Qual o quê! Segundo o site Rio-Transparência, da própria prefeitura, os gastos com a conservação da cidade e outras minudências diminuíram em quase 40%, caindo de R$ 88.616.626, em 2008, para R$ 54. 966.768, em 2009 – razão parcial da sujeira carioca.
De fato, o prefeito quer mais grana para torrar em publicidade. Exatamente: afora a vultosa verba que dispõe em orçamento anual para tal fim, ele está colocando nas ruas o “processo licitatório” de mais R$ 120 milhões para divulgar, entre outros mimos, o “número de um telefone unificado para a população solicitar serviços à prefeitura”. O cidadão carioca já está saturado de telefonar, inutilmente, para reclamar dos diversos serviços nunca prestados pela prefeitura, mas o prefeito, inconsciente do absurdo proposto, e com ares de sujeito integro, assim o justifica: “A publicidade não é (para) o prefeito aparecer na televisão, dizendo quão bonito é o seu governo”.
Tais palavras, claro, foram encaradas pela população como conversa para enganar trouxas, pois considera, por longa experiência, que os recursos sacados do novo tributo serão investidos exatamente em peças publicitárias para convencer a população de “quão bonito é o seu governo”. E pouco importa que a beleza incensada seja pura ficção. Tal como Lula, Serra, Kassab, Sarkozy, Obama e adeptos da política “como espetáculo de marketing”, o prefeito do Rio sabe que a propaganda é “arma do negócio” e que os publicitários de plantão, bem fornidos de recursos públicos, martelando dia e noite o inconsciente da patuléia, são uma força inexpugnável.
Certo: a voracidade do governo em abocanhar o dinheiro do contribuinte não é fenômeno novo, nem municipal. Como se sabe, a idéia de que só há duas coisas certas na vida, a morte e os impostos – é coisa antiga. Inédita, no entanto, é a sua estupenda abrangência e a velocidade com que ela hoje se materializa: em nome da igualdade e da justiça social, os governos fabricam leis e tributos em ritmo frenético, pelo que se sabe tão somente para ampliar privilégios e podres poderes, entre os quais o de empregar a cupinchada amiga e leal.
Basta conferir: uma vez no poder, o pilantra mais ordinário, ou aloprado, sem o menor respeito pelo dinheiro dos outros, assume ares de Guia Iluminado para impor, com a anuência dos poderes legislativo e judiciário, o que considera mais adequado para a “felicidade dos súditos”.
No caso do Rio, na sua fúria impositiva, à cata de grana a todo custo, a prefeitura está importando aparelhagem “higt tech” (de procedência americana e israelense) para tornar mais próspera e eficiente a “indústria de multas”, uma das componentes estruturais do fictício “choque de ordem” que a administração municipal, por forca do marketing, impõe à cidade.

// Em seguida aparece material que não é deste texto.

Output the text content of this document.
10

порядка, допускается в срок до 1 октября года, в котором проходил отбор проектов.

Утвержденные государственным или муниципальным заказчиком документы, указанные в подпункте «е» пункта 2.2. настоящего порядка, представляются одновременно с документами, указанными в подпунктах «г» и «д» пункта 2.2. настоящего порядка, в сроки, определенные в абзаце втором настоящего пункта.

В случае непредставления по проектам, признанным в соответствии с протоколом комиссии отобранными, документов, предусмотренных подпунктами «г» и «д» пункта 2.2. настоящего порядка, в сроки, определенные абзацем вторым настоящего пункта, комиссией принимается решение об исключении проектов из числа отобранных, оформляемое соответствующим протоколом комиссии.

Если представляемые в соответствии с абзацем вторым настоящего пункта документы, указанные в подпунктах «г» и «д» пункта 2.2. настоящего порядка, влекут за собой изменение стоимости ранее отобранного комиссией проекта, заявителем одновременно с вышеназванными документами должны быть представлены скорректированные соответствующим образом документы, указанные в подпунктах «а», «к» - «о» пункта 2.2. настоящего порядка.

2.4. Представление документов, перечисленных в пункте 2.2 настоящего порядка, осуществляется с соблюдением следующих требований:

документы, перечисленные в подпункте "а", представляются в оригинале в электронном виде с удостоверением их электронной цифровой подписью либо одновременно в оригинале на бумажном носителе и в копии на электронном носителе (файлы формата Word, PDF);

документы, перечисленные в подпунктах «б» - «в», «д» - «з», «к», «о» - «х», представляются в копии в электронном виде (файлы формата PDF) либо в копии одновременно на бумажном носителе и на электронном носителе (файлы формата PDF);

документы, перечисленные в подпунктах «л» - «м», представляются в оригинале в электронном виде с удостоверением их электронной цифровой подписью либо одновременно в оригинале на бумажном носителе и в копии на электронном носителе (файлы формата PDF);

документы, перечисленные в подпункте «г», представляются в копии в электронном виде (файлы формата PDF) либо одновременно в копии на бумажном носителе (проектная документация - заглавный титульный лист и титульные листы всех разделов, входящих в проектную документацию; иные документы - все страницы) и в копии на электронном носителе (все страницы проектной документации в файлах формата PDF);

Câmeras noturnas, plataformas móveis, pardais com dispositivos para leitura ótica de caracteres e até miniaviões fantasmas (sem piloto) formam o novo aparato bélico do prefeito para punir o incauto motorista. Objetivo único: faturar, em 2010, quantia acima de R$ 100 milhões e triplicar, nos anos subseqüentes, o faturamento com as multas do trânsito.
Detalhes como, por exemplo, instalações de semáforos e sua manutenção, campanhas de educação preventiva, etc., ficam para depois. O que importa, de imediato, é a prosperidade da indústria punitiva. Querem uma evidência? Pois bem: segundo informe oficial, a Secretária municipal de Ordem Pública (Seop) aplicou em 2009 nada menos que 743.559 multas – e a meta planejada para 2010 é a de atingir a casa do milhão!
Pelo informe divulgado, boa arte das multas aplicadas advém do estacionamento indevido nas calçadas. Ocorre que o Rio é uma cidade antiga e muitos dos seus prédios, construídos na primeira metade do século XX, não tinham garagem e o estacionamento nas ruas era livre. Prefeitos como Pedro Ernesto e Henrique Dodsworth, de grande senso administrativo, não previram que a cidade iria se transformar numa megalópole desvairada à disposição de administradores selvagens. Resultado: sem criar condições plausíveis para construir novas garagens, subterrâneas ou não, ou regularizar códigos flexíveis de estacionamento urbano, a prefeitura do Rio colocou em circulação, na calada da noite, os seus fiscais predadores para multar e rebocar carros estacionados defronte dos prédios sem garagens, cujos proprietários não têm nenhuma alternativa, salvo a de enfiar uma bala nos córneos.
Este é “choque de ordem” executado com os rigores da fria alienação pelo prefeito Paes: enquanto a prefeitura enche as burras de dinheiro esfolando os munícipes, e trama projeto bilionário para mergulhar no subsolo a vida urbana da Avenida Rio Branco, obra irretocável de Pereira Passos, a cidade atravessa a sua fase mais crítica, entregue à sujeira, às intempéries, à marginalidade e ao caos urbano generalizado.
É o fim da picada (e do artigo), sem dúvida. Mas fica a pergunta: diante da profusão de leis injustas e da insensibilidade humana e social dos seus atuais administradores, o que resta a população consciente da cidade de São Sebastião do Rio de Janeiro?
Pessoalmente, acho que pouca coisa. Talvez o apelo à violência ou, quando não, o dever da desobediência civil. E o prefeito devia agradecer à população caso ela se incline pela segunda opção.
P.S. – Ah, ia esquecendo: no seu gosto mórbido pelo marketing espetacular, o prefeito Paes contratou os serviços do pai-de-santo Cobra Coral, com o objetivo de desviar a tempestuosa queda d’água prevista para o réveillon municipal. Ao que tudo indica, Cobra Coral cumpriu o contrato e desviou a catástrofe para Angra dos Reis, cuja tragédia ainda abala o país.